The sublime Oriole Park at Camden Yards, as it was when it opened in ’92, is reminding me these days of the Synod on Synodality, which millions of Catholics will regard as the streamlined construction of a glorious new edifice. 

But as the Orioles’ glistening new ballpark could not hide or overcome the unsightly brand of baseball it held within it, the Synod on Synodality will not overcome decades of abuse, mismanagement, and the shameful neglect of time-honored Catholic heirlooms. Novelties (female deacons, same-sex blessings, more intense listening and accompaniment, ecological discussions, etc.) bring to mind steroidal baseball players with chemically-generated muscle. The Church’s flame of the sensus fidei—which the Catechism of the Catholic Church defines as “the supernatural appreciation of faith (sensus fidei) on the part of the whole people” recognizes when fakery blends with the sacred, like the parable of the wheat and tares.       

Christ’s pilgrim Church has suddenly found itself in the late innings of, perhaps, transformation and schism, and few Eddie Murray’s are around anymore to help save the day.

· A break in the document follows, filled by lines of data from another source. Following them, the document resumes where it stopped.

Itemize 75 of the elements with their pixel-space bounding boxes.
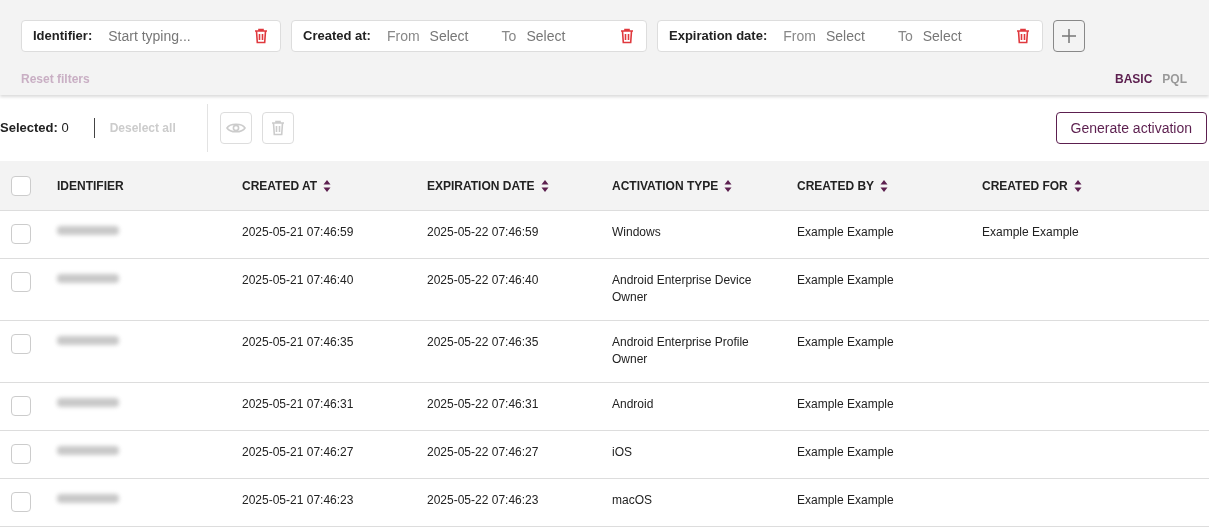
row-checkbox[interactable]	[11, 224, 31, 244]
table-cell-text: 2025-05-21 07:46:23	[242, 492, 355, 509]
filter-field[interactable]: Created at: From Select To Select	[291, 20, 647, 52]
sort-icon[interactable]	[540, 178, 549, 193]
column-header[interactable]: CREATED AT	[242, 176, 318, 195]
to-date-field[interactable]: Select	[922, 25, 1016, 47]
filter-label: Identifier:	[33, 27, 93, 46]
selected-count: Selected: 0	[0, 119, 69, 138]
table-cell-text: Example Example	[982, 224, 1080, 241]
row-checkbox[interactable]	[11, 444, 31, 464]
sort-icon[interactable]	[323, 178, 332, 193]
blurred-identifier	[57, 226, 119, 235]
filter-field[interactable]: Identifier: Start typing...	[21, 20, 281, 52]
blurred-identifier	[57, 274, 119, 283]
table-cell-text: Example Example	[797, 396, 895, 413]
eye-icon	[225, 122, 246, 134]
column-header[interactable]: ACTIVATION TYPE	[612, 176, 719, 195]
from-label: From	[783, 26, 816, 46]
trash-icon[interactable]	[1016, 28, 1030, 44]
from-date-field[interactable]: Select	[429, 25, 502, 47]
table-cell-text: Example Example	[797, 444, 895, 461]
column-header[interactable]: CREATED FOR	[982, 176, 1068, 195]
column-header[interactable]: IDENTIFIER	[57, 176, 124, 195]
table-cell-text: 2025-05-22 07:46:35	[427, 334, 540, 351]
to-label: To	[897, 26, 913, 46]
sort-icon[interactable]	[724, 178, 733, 193]
blurred-identifier	[57, 398, 119, 407]
table-cell-text: 2025-05-21 07:46:40	[242, 272, 355, 289]
from-label: From	[386, 26, 420, 46]
from-date-field[interactable]: Select	[825, 25, 898, 47]
table-cell-text: 2025-05-22 07:46:59	[427, 224, 540, 241]
blurred-identifier	[57, 336, 119, 345]
table-cell-text: Windows	[612, 224, 662, 241]
trash-icon[interactable]	[254, 28, 268, 44]
table-cell-text: iOS	[612, 444, 633, 461]
table-cell-text: 2025-05-22 07:46:23	[427, 492, 540, 509]
to-label: To	[501, 26, 517, 46]
sort-icon[interactable]	[1073, 178, 1082, 193]
table-cell-text: 2025-05-22 07:46:31	[427, 396, 540, 413]
trash-icon	[270, 120, 285, 136]
column-header[interactable]: CREATED BY	[797, 176, 875, 195]
table-cell-text: macOS	[612, 492, 653, 509]
table-cell-text: 2025-05-21 07:46:31	[242, 396, 355, 413]
plus-icon	[1061, 28, 1077, 44]
table-cell-text: 2025-05-21 07:46:59	[242, 224, 355, 241]
table-cell-text: 2025-05-22 07:46:40	[427, 272, 540, 289]
table-cell-text: Example Example	[797, 492, 895, 509]
table-cell-text: 2025-05-21 07:46:35	[242, 334, 355, 351]
filter-field[interactable]: Expiration date: From Select To Select	[657, 20, 1043, 52]
table-cell-text: Android	[612, 396, 655, 413]
table-cell-text: Android Enterprise Device Owner	[612, 272, 753, 306]
row-checkbox[interactable]	[11, 334, 31, 354]
generate-activation-button[interactable]: Generate activation	[1055, 112, 1207, 144]
add-filter-button[interactable]	[1053, 20, 1085, 52]
delete-button[interactable]	[261, 112, 294, 144]
blurred-identifier	[57, 494, 119, 503]
row-checkbox[interactable]	[11, 396, 31, 416]
sort-icon[interactable]	[880, 178, 889, 193]
trash-icon[interactable]	[620, 28, 634, 44]
to-date-field[interactable]: Select	[526, 25, 620, 47]
table-cell-text: Example Example	[797, 272, 895, 289]
select-all-checkbox[interactable]	[11, 175, 31, 196]
table-cell-text: Example Example	[797, 334, 895, 351]
identifier-input[interactable]: Start typing...	[108, 25, 254, 47]
table-cell-text: 2025-05-21 07:46:27	[242, 444, 355, 461]
filter-label: Created at:	[303, 27, 371, 46]
blurred-identifier	[57, 446, 119, 455]
row-checkbox[interactable]	[11, 272, 31, 292]
mode-toggle[interactable]: BASIC	[1115, 70, 1153, 88]
table-cell-text: Example Example	[797, 224, 895, 241]
column-header[interactable]: EXPIRATION DATE	[427, 176, 535, 195]
table-cell-text: 2025-05-22 07:46:27	[427, 444, 540, 461]
row-checkbox[interactable]	[11, 492, 31, 512]
filter-label: Expiration date:	[669, 27, 768, 46]
table-cell-text: Android Enterprise Profile Owner	[612, 334, 750, 368]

So, what to do during this time of the Church’s diminishment of the sacred and accelerated erection of “small laws”?

We turn to The Oriole Way, the indomitable adherence to the unchanging fundamentals. In the midst of this wintertime, only the old-fashioned, tried-and-true Catholic Way will save us now. We adhere to the same fundamentals of the dynasty of Beloved John, Pope Gregory the Great, Benedict of Nursia, Teresa of Avila, Maximilian Kolbe, and Mother Teresa, who daily rested their heads against Christ’s Sacred Heart and devoted their lives to the Savior of the World.

What is The Catholic Way in this time of Church-wide crucifixion? It will vary, but here are some thoughts:

  • An intensified prayer life; at least one hour each day.
  • Living out our vocational call to holiness through daily sacrifice.
  • More frequent reception of the Eucharist and visits to the Adoration chapel.
  • Increased service to the poor and corporal works of mercy.
  • Deepening our devotion to Mary.
  • More frequent confessions.
  • Increased time with Scripture and spiritual reading. 

Postscript: By tethering himself to the fundamentals of The Oriole Way, that pimply-faced teenager went on to become a hero to tens of thousands of boys; an infielder seemingly on loan from Heaven. The shot-and-beer city of Baltimore loved Cal Ripken for one reason more than any other: his fidelity to his daily work and allegiance to practicing the fundamentals. By refusing to take a day off—brushing off bodily aches, slump-enduring mental anguish, prolonged road trips, and the monotony of 162-game seasons—he played in 2,632 consecutive games, more than any player in baseball history.

Hardy souls respect hardy men. Baltimore’s bleary-eyed cops, mechanics, short-order cooks, and the like adored Cal because he tethered himself to the “big laws” of his duty. He was trained to instantly reject the “small laws” and shortcuts to “winning.” He became an Ironman because he bent his body to his will. 

Monuments in Cal’s image have been carved for the most mundane of reasons: he honored the burden of his identity. He did what he was supposed to do. It was the effect of that grind-it-out fiat that sparked the admiration of millions. Because he did it the Oriole Way for 21 seasons, he has been enshrined in the Baseball Hall of Fame.

I am imagining now what a bishop or priest would resemble if he displayed the day-in and day-out habits of Cal, who simply lived the daily burden of his baseball identity. I am imagining the enshrinement that would await the bishop or priest—and how such a shepherd would be greeted in Heaven: by a long line of saints whose souls he had once saved by his unrelenting work to save them.   

Bishops, digging out of this wintertime requires a single act: shepherd your flock back to God alone. Nothing else will work.

Because false springtimes die quickly in long winters.